The stagnation of production in China, which threatens the supply chain, is the main challenge that the coronavirus is still posing today to the technology industry, to two months of the last outbreak.
The disease strikes day after day to the world economy, which is reflected in the pessimism that round between the investors and the stock markets.
After the cancellation of the Mobile World Congress (MWC) and the difficulties for the leading companies such as Samsung and Apple, the crisis seems to be newly started, while the evil is felt in Europe.
“We like to call (to China) the factory of the world, the ground zero of the manufacturing of electronic products. Even if you have electronic parts that can be developed in the united States, Turkey or South America, it is likely that almost all of the components come from the river delta of Guangdong,” analyzed the president of Blue Silk Consulting, Rosemary Coates.
Although the coronavirus is originated in the city of Wuhan, hundreds of miles to the north, has affected all the productive apparatus of the asian giant. “I had never seen anything like it. This is horrible, what is happening with supply chains to factories in China. The worst thing I have ever seen, and we’re just seeing the beginning”, he warned.
Many factories are working at 15 or 20 percent of their capacity, while others are closed for the quarantine, so it will be impossible to meet the goals delivery.
Coates explained that the magnitude of the crisis is more severe for the way in which the global economy depends on China, unlike what happened in 2002 with the SARS. The expert stated that he “had never seen anything like it. Unfortunately, the technology companies can’t afford to move to the other side and resume his / her operations simply”.
For the also the executive director of the Reshoring Institute, a change like that would take between a year and 18 months. For example, components such as semiconductors require specialized facilities, and the processes of test and qualification to ensure that work are labor-intensive. Moreover, no country can match the volume of chinese production.

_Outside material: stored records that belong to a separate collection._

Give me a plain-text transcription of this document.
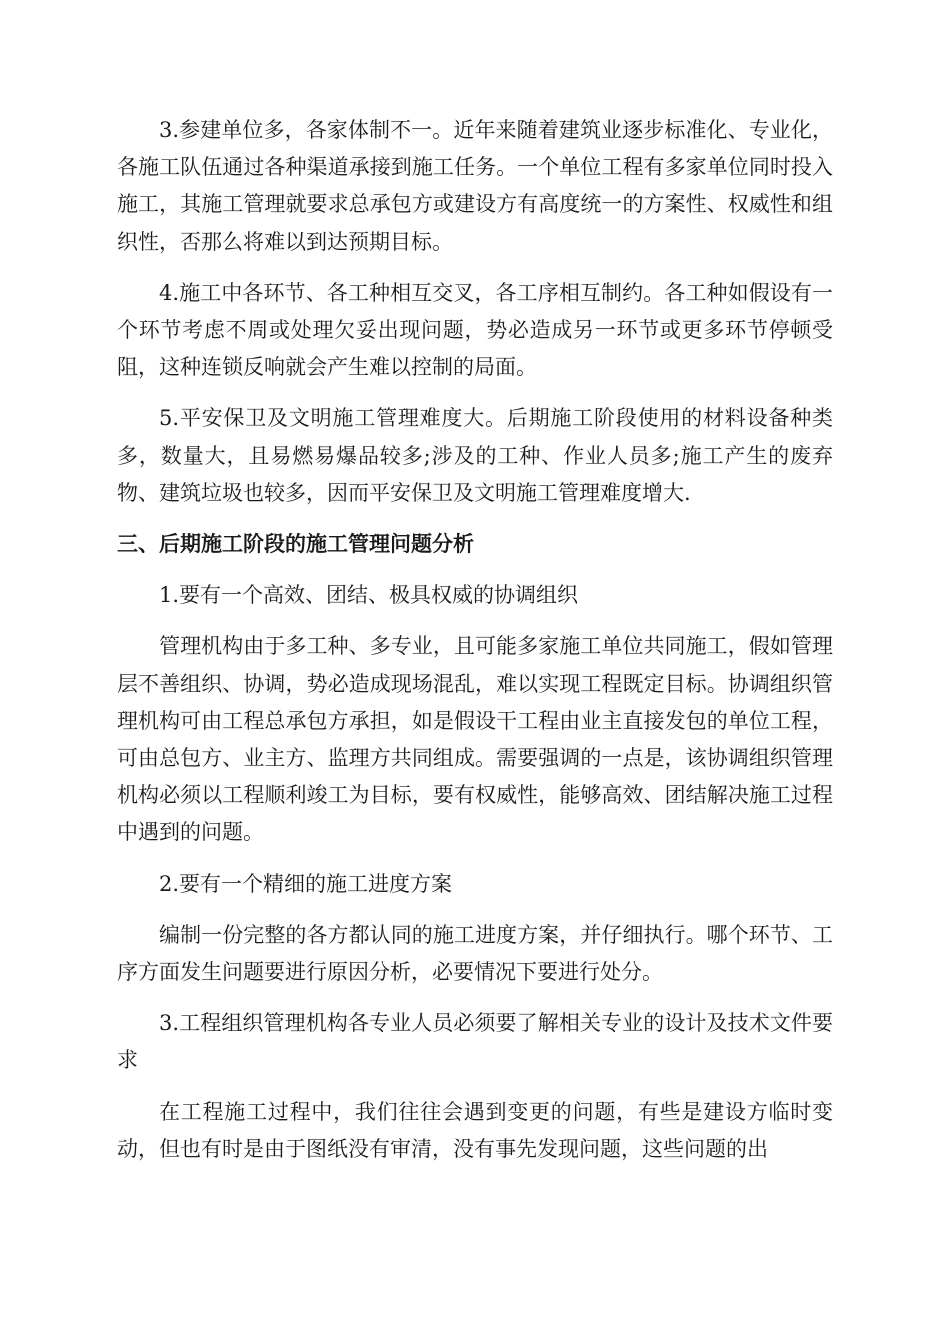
3.参建单位多，各家体制不一。近年来随着建筑业逐步标准化、专业化，各施工队伍通过各种渠道承接到施工任务。一个单位工程有多家单位同时投入施工，其施工管理就要求总承包方或建设方有高度统一的方案性、权威性和组织性，否那么将难以到达预期目标。

4.施工中各环节、各工种相互交叉，各工序相互制约。各工种如假设有一个环节考虑不周或处理欠妥出现问题，势必造成另一环节或更多环节停顿受阻，这种连锁反响就会产生难以控制的局面。

5.平安保卫及文明施工管理难度大。后期施工阶段使用的材料设备种类多，数量大，且易燃易爆品较多;涉及的工种、作业人员多;施工产生的废弃物、建筑垃圾也较多，因而平安保卫及文明施工管理难度增大.

三、后期施工阶段的施工管理问题分析

1.要有一个高效、团结、极具权威的协调组织

管理机构由于多工种、多专业，且可能多家施工单位共同施工，假如管理层不善组织、协调，势必造成现场混乱，难以实现工程既定目标。协调组织管理机构可由工程总承包方承担，如是假设干工程由业主直接发包的单位工程，可由总包方、业主方、监理方共同组成。需要强调的一点是，该协调组织管理机构必须以工程顺利竣工为目标，要有权威性，能够高效、团结解决施工过程中遇到的问题。

2.要有一个精细的施工进度方案

编制一份完整的各方都认同的施工进度方案，并仔细执行。哪个环节、工序方面发生问题要进行原因分析，必要情况下要进行处分。

3.工程组织管理机构各专业人员必须要了解相关专业的设计及技术文件要求

在工程施工过程中，我们往往会遇到变更的问题，有些是建设方临时变动，但也有时是由于图纸没有审清，没有事先发现问题，这些问题的出
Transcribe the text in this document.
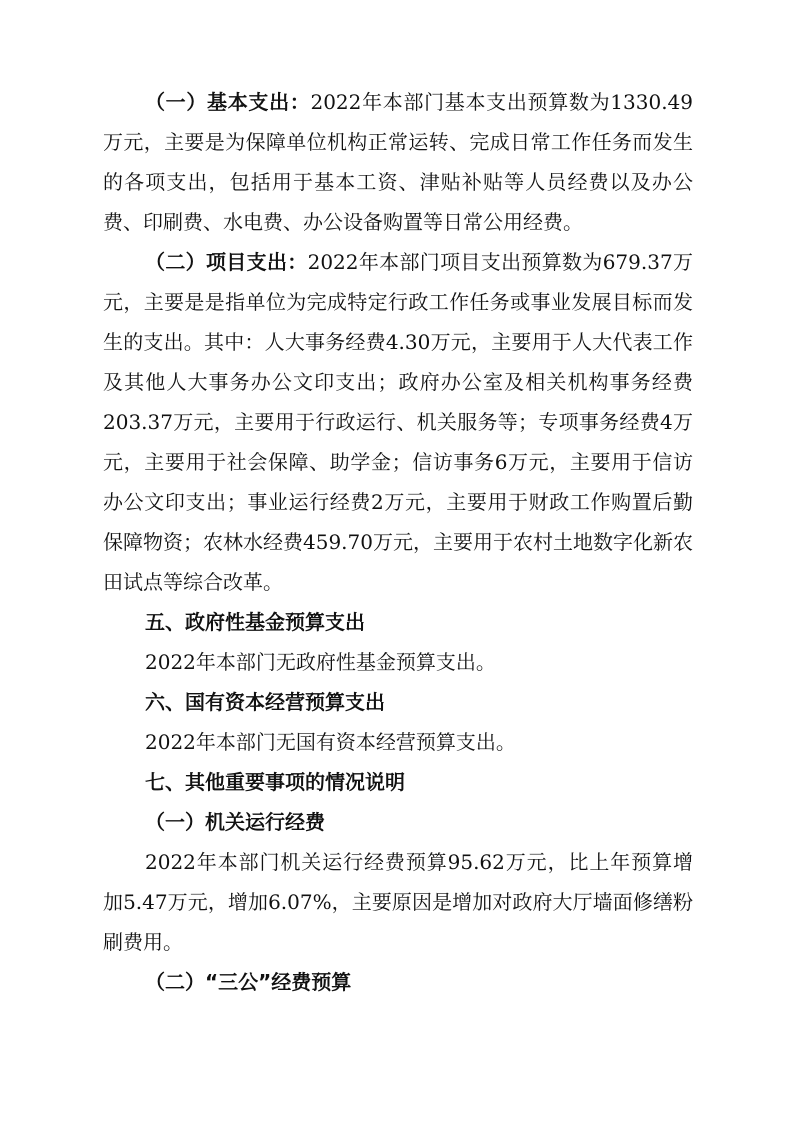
（一）基本支出：2022年本部门基本支出预算数为1330.49万元，主要是为保障单位机构正常运转、完成日常工作任务而发生的各项支出，包括用于基本工资、津贴补贴等人员经费以及办公费、印刷费、水电费、办公设备购置等日常公用经费。

（二）项目支出：2022年本部门项目支出预算数为679.37万元，主要是是指单位为完成特定行政工作任务或事业发展目标而发生的支出。其中：人大事务经费4.30万元，主要用于人大代表工作及其他人大事务办公文印支出；政府办公室及相关机构事务经费203.37万元，主要用于行政运行、机关服务等；专项事务经费4万元，主要用于社会保障、助学金；信访事务6万元，主要用于信访办公文印支出；事业运行经费2万元，主要用于财政工作购置后勤保障物资；农林水经费459.70万元，主要用于农村土地数字化新农田试点等综合改革。

五、政府性基金预算支出

2022年本部门无政府性基金预算支出。

六、国有资本经营预算支出

2022年本部门无国有资本经营预算支出。

七、其他重要事项的情况说明

（一）机关运行经费

2022年本部门机关运行经费预算95.62万元，比上年预算增加5.47万元，增加6.07%，主要原因是增加对政府大厅墙面修缮粉刷费用。

（二）“三公”经费预算
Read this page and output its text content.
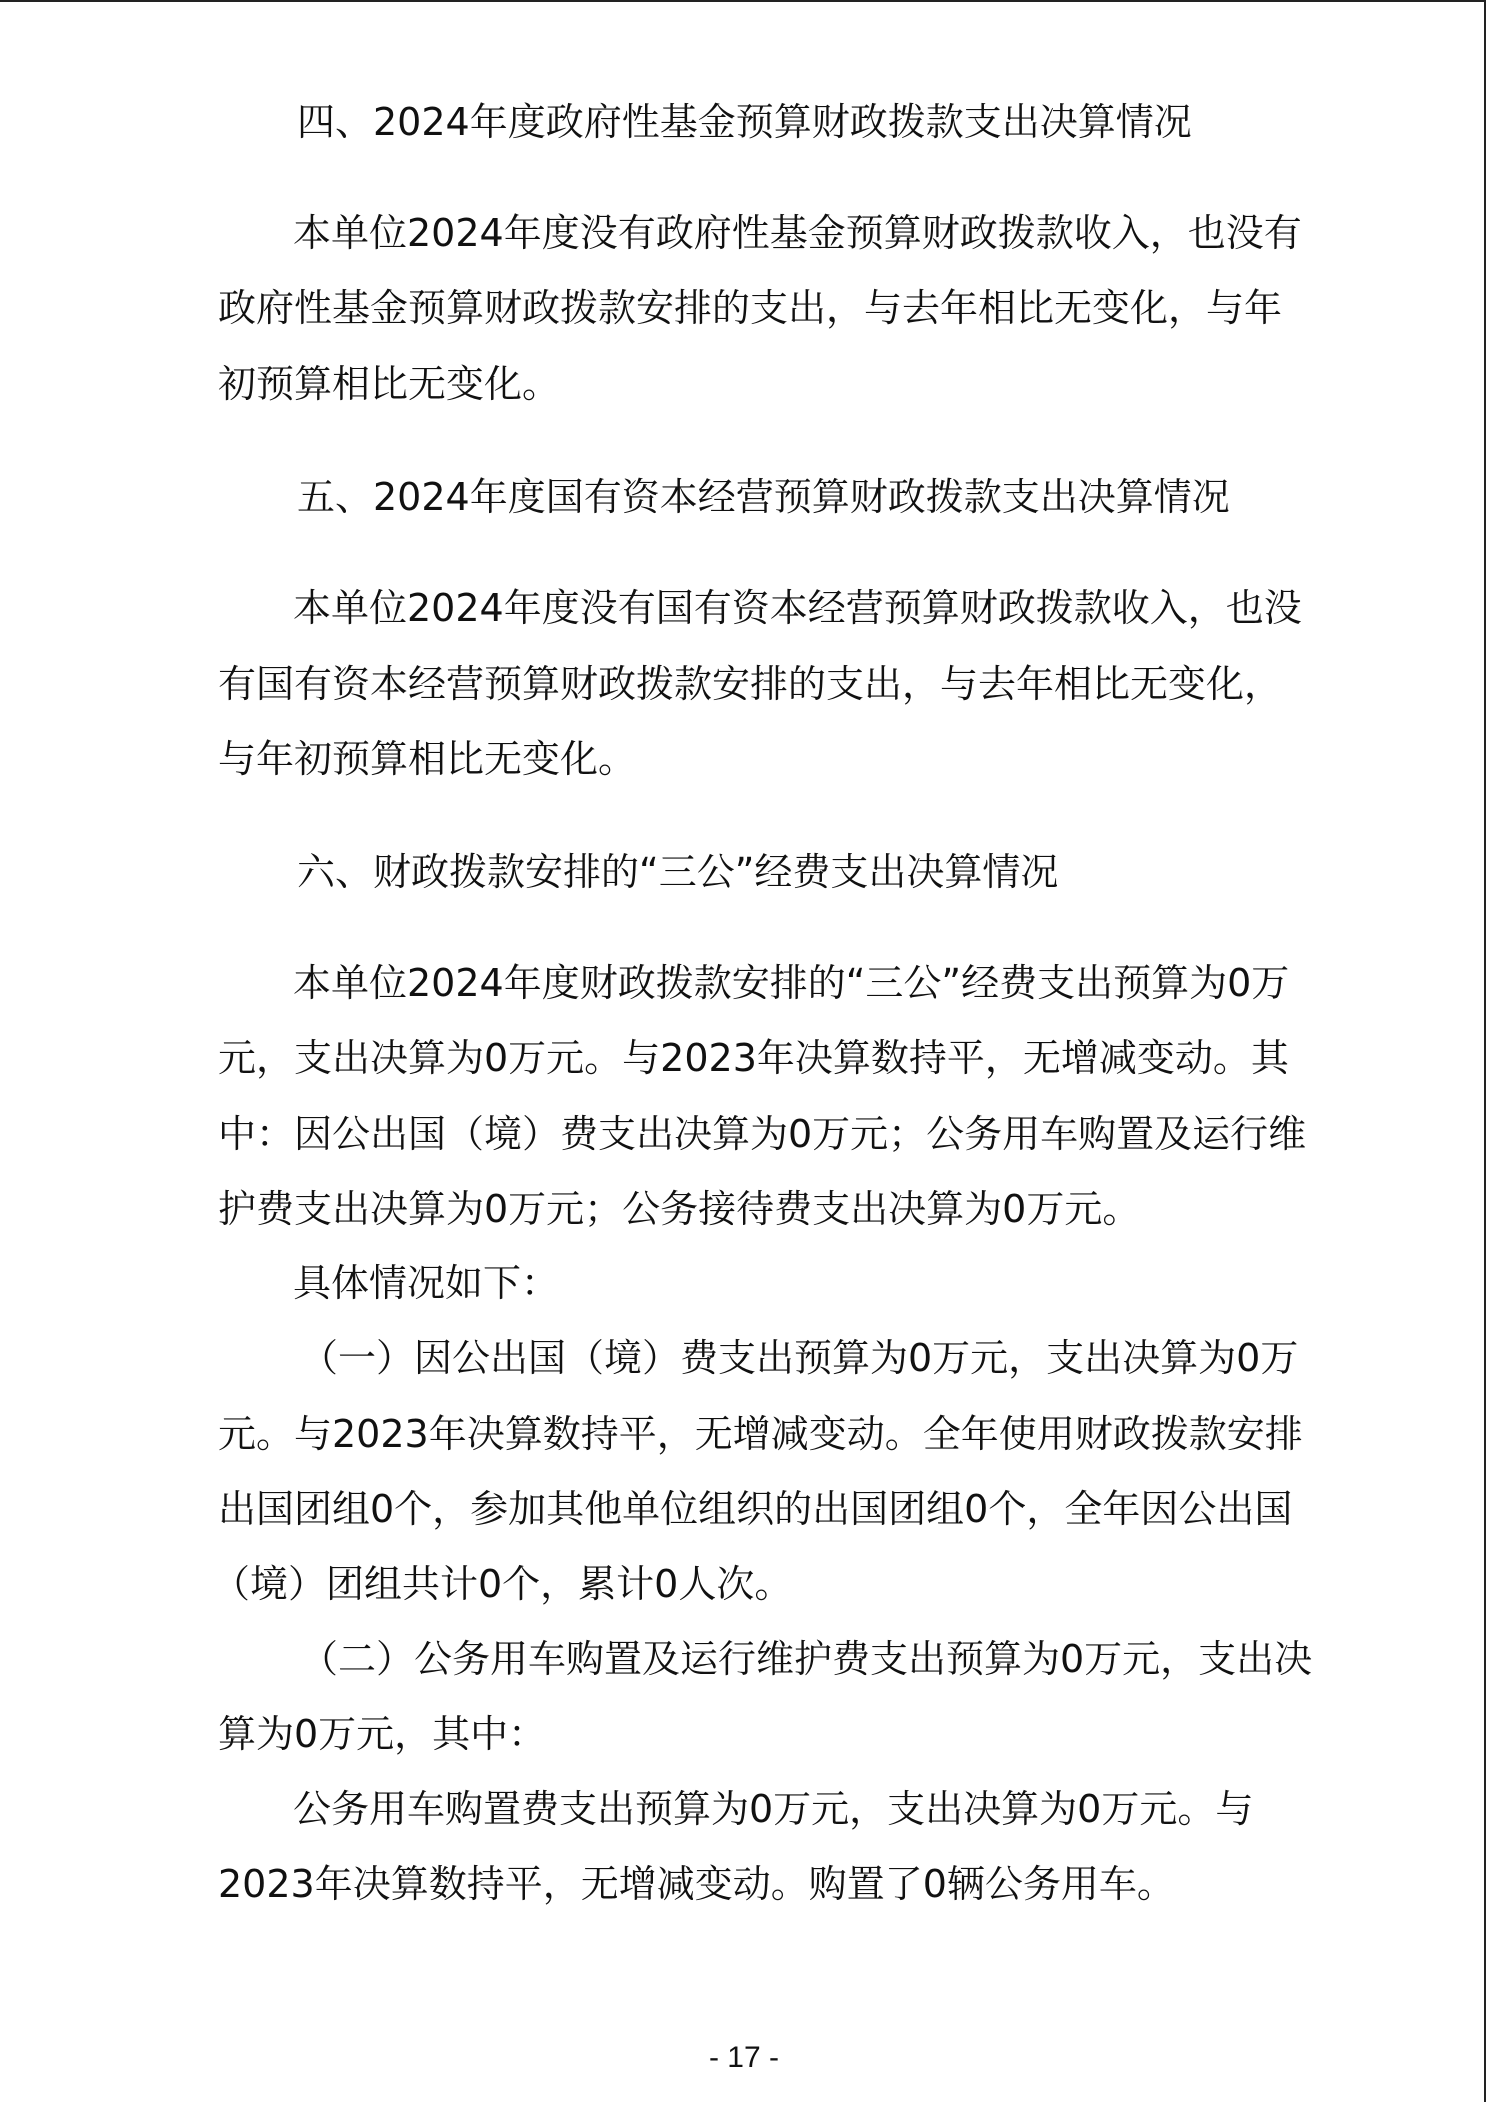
四、2024年度政府性基金预算财政拨款支出决算情况
本单位2024年度没有政府性基金预算财政拨款收入，也没有
政府性基金预算财政拨款安排的支出，与去年相比无变化，与年
初预算相比无变化。
五、2024年度国有资本经营预算财政拨款支出决算情况
本单位2024年度没有国有资本经营预算财政拨款收入，也没
有国有资本经营预算财政拨款安排的支出，与去年相比无变化，
与年初预算相比无变化。
六、财政拨款安排的“三公”经费支出决算情况
本单位2024年度财政拨款安排的“三公”经费支出预算为0万
元，支出决算为0万元。与2023年决算数持平，无增减变动。其
中：因公出国（境）费支出决算为0万元；公务用车购置及运行维
护费支出决算为0万元；公务接待费支出决算为0万元。
具体情况如下：
（一）因公出国（境）费支出预算为0万元，支出决算为0万
元。与2023年决算数持平，无增减变动。全年使用财政拨款安排
出国团组0个，参加其他单位组织的出国团组0个，全年因公出国
（境）团组共计0个，累计0人次。
（二）公务用车购置及运行维护费支出预算为0万元，支出决
算为0万元，其中：
公务用车购置费支出预算为0万元，支出决算为0万元。与
2023年决算数持平，无增减变动。购置了0辆公务用车。
- 17 -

While the supply chains of technology may not recover quickly, Tiffany points out that the stock markets will probably recover.
In a statement to Digital Trends, the professor at the Haas School of Business in Berkeley, California., Paul Tiffany, recalled that “companies around the world have taken advantage of the army workforce at low cost available” in that country, after the opening, driven by Deng Xiaoping, who was its leader since 1978.
“The markets react very quickly”, he explained, given that much of the trading is based on algorithms. With other situations of pandemic, I say, Tiffany, “the recovery has been very rapid, in months, not years. The market not only recovered, but the gains were double-digit”.
What will it mean all of this to the people who buy electronic products? Probably higher prices and lack of stock. “The inventories are quite low, because we became pretty good at global sourcing and logistics associated with it. We did very good in the last 10 or 15 years, so there was no reason to keep a lot of inventory,” ms. Coates said.
About it, said they were very pessimistic. “I remember after the tsunami in Japan, I was looking for a car. I wanted to buy a Lexus, and the dealer warned me that they could not entregármelo but that in six months. And the tsunami was just a drop in a cup compared to what today is happening in China.”